Need to have some indication of where to go to find pokemon or it’s just aimless wandering and I for one don’t have time for that. I’m going to install Ingress and use that as a better indicator…hell I might even start playing Ingress, apparently it’s better.
Ok so it worked for a week then didnt work. So it’s not a *major* loss at this point given it was being played for a while without it working and people still made do. But I do agree, there needs to be *some* sort of tracking ability.
Well it was being played fine without it because the majority of players were using pokevision or other trackers. Go has 80 million active users, Pokevision reported 50 million unique users with 11 million unique users per day. Very significant numbers there.
Now we’re all really left without a tracker for the first time since release. I know I’ve been playing a lot less, others on reddit have been saying the same.
I’m fine to wait until they fix it though, it’ll get up and running sooner or later. Started playing PokeMMO again in the meantime.
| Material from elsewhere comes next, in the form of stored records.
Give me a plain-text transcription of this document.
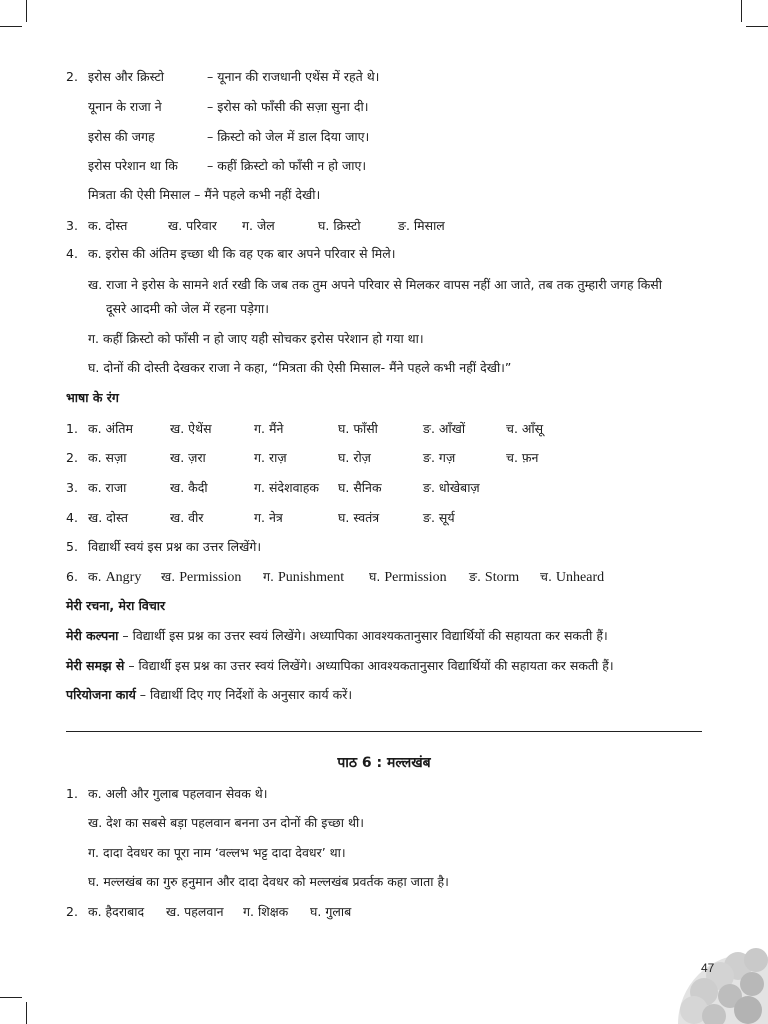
2. इरोस और क्रिस्टो	– यूनान की राजधानी एथेंस में रहते थे।
यूनान के राजा ने	– इरोस को फाँसी की सज़ा सुना दी।
इरोस की जगह	– क्रिस्टो को जेल में डाल दिया जाए।
इरोस परेशान था कि – कहीं क्रिस्टो को फाँसी न हो जाए।
मित्रता की ऐसी मिसाल – मैंने पहले कभी नहीं देखी।
3. क. दोस्त	ख. परिवार ग. जेल	घ. क्रिस्टो	ङ. मिसाल
4. क. इरोस की अंतिम इच्छा थी कि वह एक बार अपने परिवार से मिले।
ख. राजा ने इरोस के सामने शर्त रखी कि जब तक तुम अपने परिवार से मिलकर वापस नहीं आ जाते, तब तक तुम्हारी जगह किसी
दूसरे आदमी को जेल में रहना पड़ेगा।
ग. कहीं क्रिस्टो को फाँसी न हो जाए यही सोचकर इरोस परेशान हो गया था।
घ. दोनों की दोस्ती देखकर राजा ने कहा, “मित्रता की ऐसी मिसाल- मैंने पहले कभी नहीं देखी।”
भाषा के रंग
1. क. अंतिम	ख. ऐथेंस	ग. मैंने	घ. फाँसी	ङ. आँखों	च. आँसू
2. क. सज़ा	ख. ज़रा	ग. राज़	घ. रोज़	ङ. गज़	च. फ़न
3. क. राजा	ख. कैदी	ग. संदेशवाहक घ. सैनिक	ङ. धोखेबाज़
4. ख. दोस्त	ख. वीर	ग. नेत्र	घ. स्वतंत्र	ङ. सूर्य
5. विद्यार्थी स्वयं इस प्रश्न का उत्तर लिखेंगे।
6. क. Angry ख. Permission ग. Punishment घ. Permission ङ. Storm च. Unheard
मेरी रचना, मेरा विचार
मेरी कल्पना – विद्यार्थी इस प्रश्न का उत्तर स्वयं लिखेंगे। अध्यापिका आवश्यकतानुसार विद्यार्थियों की सहायता कर सकती हैं।
मेरी समझ से – विद्यार्थी इस प्रश्न का उत्तर स्वयं लिखेंगे। अध्यापिका आवश्यकतानुसार विद्यार्थियों की सहायता कर सकती हैं।
परियोजना कार्य – विद्यार्थी दिए गए निर्देशों के अनुसार कार्य करें।
पाठ 6 : मल्लखंब
1. क. अली और गुलाब पहलवान सेवक थे।
ख. देश का सबसे बड़ा पहलवान बनना उन दोनों की इच्छा थी।
ग. दादा देवधर का पूरा नाम ‘वल्लभ भट्ट दादा देवधर’ था।
घ. मल्लखंब का गुरु हनुमान और दादा देवधर को मल्लखंब प्रवर्तक कहा जाता है।
2. क. हैदराबाद ख. पहलवान ग. शिक्षक घ. गुलाब
47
A bit of a misnomer there though saying that the ‘majority’ were though. Unless you can back that up with hard quantitative data proving otherwise? I have no doubt some were but until say, the very last day of it being used for instance my son and I had never tried it. Even then we found Pokevision spotty at best. It’s not that I don’t want Pokevision back, I think it’d be cool for it to be, I just don’t think it’s this giant piece of disaster that it’s hyperbolic-ally being spun out to be.
@weresmurf It’s not a misnomer to say majority, and I did back it up with numbers
50million on pokevision from an 80million user base for PoGo is a majority.
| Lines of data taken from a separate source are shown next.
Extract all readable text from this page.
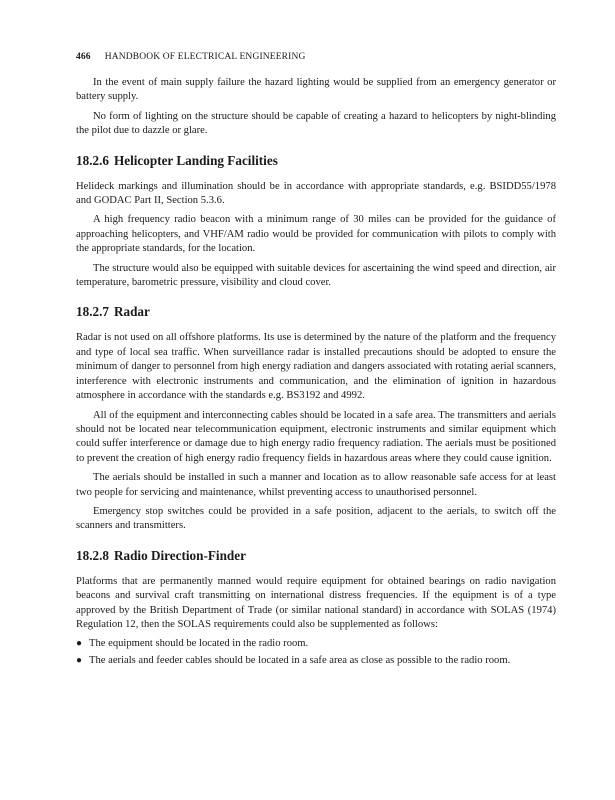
466 HANDBOOK OF ELECTRICAL ENGINEERING

In the event of main supply failure the hazard lighting would be supplied from an emergency generator or battery supply.

No form of lighting on the structure should be capable of creating a hazard to helicopters by night-blinding the pilot due to dazzle or glare.

18.2.6 Helicopter Landing Facilities

Helideck markings and illumination should be in accordance with appropriate standards, e.g. BSIDD55/1978 and GODAC Part II, Section 5.3.6.

A high frequency radio beacon with a minimum range of 30 miles can be provided for the guidance of approaching helicopters, and VHF/AM radio would be provided for communication with pilots to comply with the appropriate standards, for the location.

The structure would also be equipped with suitable devices for ascertaining the wind speed and direction, air temperature, barometric pressure, visibility and cloud cover.

18.2.7 Radar

Radar is not used on all offshore platforms. Its use is determined by the nature of the platform and the frequency and type of local sea traffic. When surveillance radar is installed precautions should be adopted to ensure the minimum of danger to personnel from high energy radiation and dangers associated with rotating aerial scanners, interference with electronic instruments and communication, and the elimination of ignition in hazardous atmosphere in accordance with the standards e.g. BS3192 and 4992.

All of the equipment and interconnecting cables should be located in a safe area. The transmitters and aerials should not be located near telecommunication equipment, electronic instruments and similar equipment which could suffer interference or damage due to high energy radio frequency radiation. The aerials must be positioned to prevent the creation of high energy radio frequency fields in hazardous areas where they could cause ignition.

The aerials should be installed in such a manner and location as to allow reasonable safe access for at least two people for servicing and maintenance, whilst preventing access to unauthorised personnel.

Emergency stop switches could be provided in a safe position, adjacent to the aerials, to switch off the scanners and transmitters.

18.2.8 Radio Direction-Finder

Platforms that are permanently manned would require equipment for obtained bearings on radio navigation beacons and survival craft transmitting on international distress frequencies. If the equipment is of a type approved by the British Department of Trade (or similar national standard) in accordance with SOLAS (1974) Regulation 12, then the SOLAS requirements could also be supplemented as follows:

● The equipment should be located in the radio room.
● The aerials and feeder cables should be located in a safe area as close as possible to the radio room.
Personally I’m fine with pokevision and other scanning maps not working as the information was too detailed. That has to be replaced with a tracking system from Niantic though, which they’re working on. I’m just waiting till it’s in before I bother to go on hunts.
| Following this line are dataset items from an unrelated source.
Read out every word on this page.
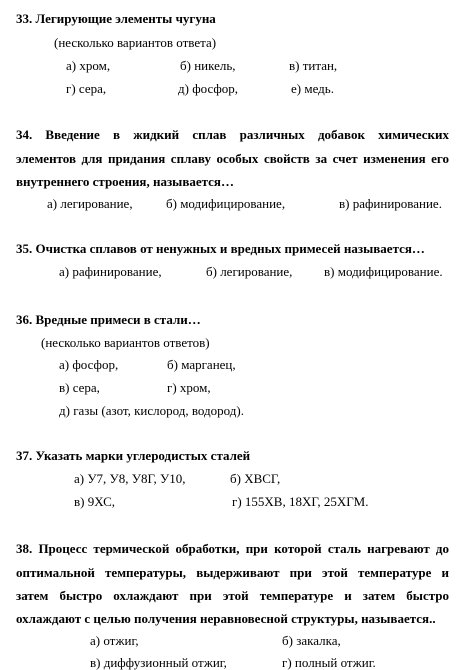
33. Легирующие элементы чугуна
(несколько вариантов ответа)
а) хром,	б) никель,	в) титан,
г) сера,	д) фосфор,	е) медь.
34. Введение в жидкий сплав различных добавок химических
элементов для придания сплаву особых свойств за счет изменения его
внутреннего строения, называется…
а) легирование,	б) модифицирование,	в) рафинирование.
35. Очистка сплавов от ненужных и вредных примесей называется…
а) рафинирование,	б) легирование, в) модифицирование.
36. Вредные примеси в стали…
(несколько вариантов ответов)
а) фосфор,	б) марганец,
в) сера,	г) хром,
д) газы (азот, кислород, водород).
37. Указать марки углеродистых сталей
а) У7, У8, У8Г, У10,	б) ХВСГ,
в) 9ХС,	г) 155ХВ, 18ХГ, 25ХГМ.
38. Процесс термической обработки, при которой сталь нагревают до
оптимальной температуры, выдерживают при этой температуре и
затем быстро охлаждают при этой температуре и затем быстро
охлаждают с целью получения неравновесной структуры, называется..
а) отжиг,	б) закалка,
в) диффузионный отжиг,	г) полный отжиг.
My bad, absolutely no idea how I missed that and my apologies 🙂 As I said, unless. So you’re absolutely right. But like I have said elsewhere I do agree some tracking method is necessary. I’d love to see them merge with the Pokevision guys and incorporate it, I think that would be the best result personally for this whole shamozzle.
@weresmurf As far as I can tell at the moment Niantic’s challenge is to re-implement the tracking in a way that doesn’t cause a heavy load on their servers and also isn’t vulnerable to hacking/cheating.
It’s a pretty hard thing to do as on some level your phone client has to be told where pokemon are so it can display information to you. Anything your client knows can be abused by hackers.
The current method hackers use for scanning is to have hundreds of accounts jumping around with gps spoofing, check what shows up as “nearby” and push that onto a map. They’re also able to show how long till something despawns which puzzles me as Niantic don’t need to send that info to the client, it can stay server side.
Anyway they’ve got their work cut out for them, backyard programmers on reddit keep saying they’ve “fixed” the tracker with 2hrs of coding but they never address how to solve dealing with server load and hackers.
The tracker did indeed work very early on (like xenoun mentioned). Then they kept releasing the game in more and more countries without throwing some serious money at the servers.
Pokeballs are useless to catch hard pokemon.
Question:
Has there been any ‘traditional’ reviews of Pokemon Go as yet? Not counting the store reviews of course.
I mean, a) it’s an MMO of sorts so I guess there’s possibly in-progress reviews b) with the way sites usually cover AAA games nowadays the review is the PR/advertising campaign (that’s to do with the readership, not the outlets themselves – I know I often treat the review as the ‘launch or climax’ of my continued interest in something, to say nothing of the good vibes I get when I buy it!) and c) can some games simply be un-reviewable?
I tried to find a full stop in that. I really did.
Man, I wish I had them Scrooge McDuck dollars…..
Speculation was starting capital in PokemonGo development was a rumored 20 million… so 900% income based on initial investment. OUCH!